New York lost a net 1.6 million residents to other states between 2000 and 2010, according to 2010 Census data. The domestic migration outflow, coupled with a slowdown in foreign immigration, ensured that New York’s share of the nation’s population continued to slide in the first decade of the 21st century.
But the migration trend is also nothing new.
This paper, first in a series using the latest census data to explore population trends in the Empire State, traces the ebb and flow of migration trends to and from New York in the past 50 years. To fill gaps in the historical statewide data, we rely on a combination of decennial census records, annual population estimates and state vital statistics dating back to 1960. Our findings:
- Since 1960, New York has lost 7.3 million residents to the rest of the country. This was partially offset by an influx of 4.8 million foreign immigrants, resulting in a net decline of 2.5 million residents.
- New York’s average annual domestic migration loss – the difference between people moving in from other states and out to other states — jumped from about 60,000 people in the 1960s to an all-time high of nearly 237,000 in the 1970s. The state’s domestic migration outflows have averaged between 130,000 and 160,000 a year since 1980.
- For a second consecutive decade, New York’s net population loss due to domestic migration was the highest of any state as a percentage of population.
- New York’s net migration loss – the sum of domestic and foreign migration – increased over the last decade to its highest level since the 1970s. Thirteen states had negative net migration between 2000 and 2010, and only three (Illinois, Louisiana and Michigan) lost a bigger share of their populations to migration than New York.
(2010 Census results may be challenged. See Technical Note on bottom of page 4.)
Immigration to New York from foreign countries peaked at 1.2 million people in the 1990s, balancing out 91 percent of the loss due to the domestic migration of New Yorkers to other states. As a result, New York’s net migration loss in the 1990s was the lowest of any decade in the past 50 years – a total of just 109,000 people. But foreign immigration dropped by 25 percent to a total of just 895,150 in the past decade, reaching the lowest level since the 1960s. As a result, between 2000 and 2010, New York sustained its biggest net migration loss since the 1980s. New York’s foreign-born population, which had risen sharply in the 1980s through the 1990s, increased only slightly in the past decade. As of 2010, New York’s foreign-born population was about 21 percent of the total, second only to California’s 27 percent.
As illustrated above, the 1970s was by far New York’s worst decade in the past 50 years in terms of domestic migration outflows. This was also the first (and so far only) decade on record in which the Empire State’s population actually declined.
The increase of 2 million people in the state’s total population since 1980, despite the continuing net outflow of residents to the rest of the country, can be attributed mainly to the “natural increase” of births over deaths. But since New York’s population has risen much more slowly than the national average, it has lost 10 congressional seats since 1980, and will lose two more based on 2010 census results.

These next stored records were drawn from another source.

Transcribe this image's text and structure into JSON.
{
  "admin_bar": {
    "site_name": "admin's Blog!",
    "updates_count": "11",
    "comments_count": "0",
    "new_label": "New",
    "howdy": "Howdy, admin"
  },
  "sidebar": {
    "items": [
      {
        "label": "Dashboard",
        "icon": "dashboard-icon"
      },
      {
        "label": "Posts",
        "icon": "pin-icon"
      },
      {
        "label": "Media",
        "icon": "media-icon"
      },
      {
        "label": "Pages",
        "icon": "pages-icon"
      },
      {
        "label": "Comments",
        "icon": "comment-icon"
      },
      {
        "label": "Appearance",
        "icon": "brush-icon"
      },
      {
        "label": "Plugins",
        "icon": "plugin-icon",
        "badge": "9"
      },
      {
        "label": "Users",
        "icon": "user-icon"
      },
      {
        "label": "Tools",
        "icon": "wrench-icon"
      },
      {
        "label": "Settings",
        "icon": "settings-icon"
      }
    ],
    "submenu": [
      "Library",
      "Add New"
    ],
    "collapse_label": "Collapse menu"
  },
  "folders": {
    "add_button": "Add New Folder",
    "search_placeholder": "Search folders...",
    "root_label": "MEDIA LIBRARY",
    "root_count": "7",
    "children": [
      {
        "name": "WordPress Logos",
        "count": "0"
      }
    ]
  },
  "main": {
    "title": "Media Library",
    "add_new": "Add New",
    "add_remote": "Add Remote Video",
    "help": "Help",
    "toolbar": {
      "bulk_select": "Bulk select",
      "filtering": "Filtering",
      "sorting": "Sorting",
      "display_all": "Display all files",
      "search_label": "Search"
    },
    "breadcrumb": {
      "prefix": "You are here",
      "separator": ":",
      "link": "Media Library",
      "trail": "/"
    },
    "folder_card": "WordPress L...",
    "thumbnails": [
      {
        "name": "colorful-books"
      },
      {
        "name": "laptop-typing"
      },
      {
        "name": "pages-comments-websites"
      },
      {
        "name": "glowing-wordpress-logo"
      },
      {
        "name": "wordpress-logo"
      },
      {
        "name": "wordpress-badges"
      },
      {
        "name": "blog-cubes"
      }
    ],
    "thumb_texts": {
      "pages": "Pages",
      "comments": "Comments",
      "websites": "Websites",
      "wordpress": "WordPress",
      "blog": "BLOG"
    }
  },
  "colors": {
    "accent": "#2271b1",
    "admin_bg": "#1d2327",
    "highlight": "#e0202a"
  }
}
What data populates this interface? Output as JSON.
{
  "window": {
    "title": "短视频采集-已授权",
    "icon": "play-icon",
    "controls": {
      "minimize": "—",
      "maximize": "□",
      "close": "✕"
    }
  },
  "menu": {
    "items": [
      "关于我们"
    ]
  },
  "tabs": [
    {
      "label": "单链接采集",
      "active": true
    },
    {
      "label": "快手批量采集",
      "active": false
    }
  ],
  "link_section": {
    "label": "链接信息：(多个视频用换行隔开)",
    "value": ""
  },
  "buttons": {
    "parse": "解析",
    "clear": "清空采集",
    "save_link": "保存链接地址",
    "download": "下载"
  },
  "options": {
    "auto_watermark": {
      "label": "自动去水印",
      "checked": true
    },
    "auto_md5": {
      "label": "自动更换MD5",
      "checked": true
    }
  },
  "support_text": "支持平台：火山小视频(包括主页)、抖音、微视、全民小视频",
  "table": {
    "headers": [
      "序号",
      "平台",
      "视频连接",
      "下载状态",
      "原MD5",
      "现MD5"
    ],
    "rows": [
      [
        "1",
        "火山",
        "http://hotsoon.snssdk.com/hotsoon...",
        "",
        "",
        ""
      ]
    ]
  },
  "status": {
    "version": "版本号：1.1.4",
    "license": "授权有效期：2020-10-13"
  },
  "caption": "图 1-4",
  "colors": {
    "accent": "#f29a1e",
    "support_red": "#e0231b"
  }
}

Between 2000 and 2010, as shown in the table on page 3, New York was one of 22 states (plus the District of Columbia) that lost more residents than they gained due to migration within the United States. The domestic migration losers were concentrated in the northeast and Midwest, while the biggest gains were experienced by states in the southeast and west. Exceptions to this pattern included Maine, New Hampshire, and Pennsylvania, all of which gained residents from other states. New York’s loss of nearly 1.6 million residents to domestic migration was equivalent to 8.27 percent of its base population at the start of the period, higher than any state or the District of Columbia.
All 50 states registered population gains from foreign immigration between 2000 and 2010. New York ranked fourth in total foreign immigrants, and seventh in foreign immigration as a rate of base population. But combining the two measures, domestic migration and foreign immigration, only 13 states including New York were net migration losers, and New York’s 3.56 percent rate of net migration loss was the third highest. Other net migration losers were California, Iowa, Kansas, Louisiana, Michigan, Nebraska, New Jersey, Massachusetts, Mississippi, Ohio, Rhode Island and Illinois. As shown below, New York City was the epicenter of migration in and out of New York State.
Technical note: The official 2010 Census results for New York City, which are incorporated in the statewide data cited in this report, were 200,000 below the Census Bureau’s July 2009 estimate. The Census showed an unexpected increase of 82,000 vacant housing units in New York City, which city officials believe to be inaccurate. As a result, the city may challenge the figures through the Census Bureau’s Count Question Resolution program. Any addition to the 2010 Census count for the city would have the effect of reducing the net migration total for New York State during the past decade.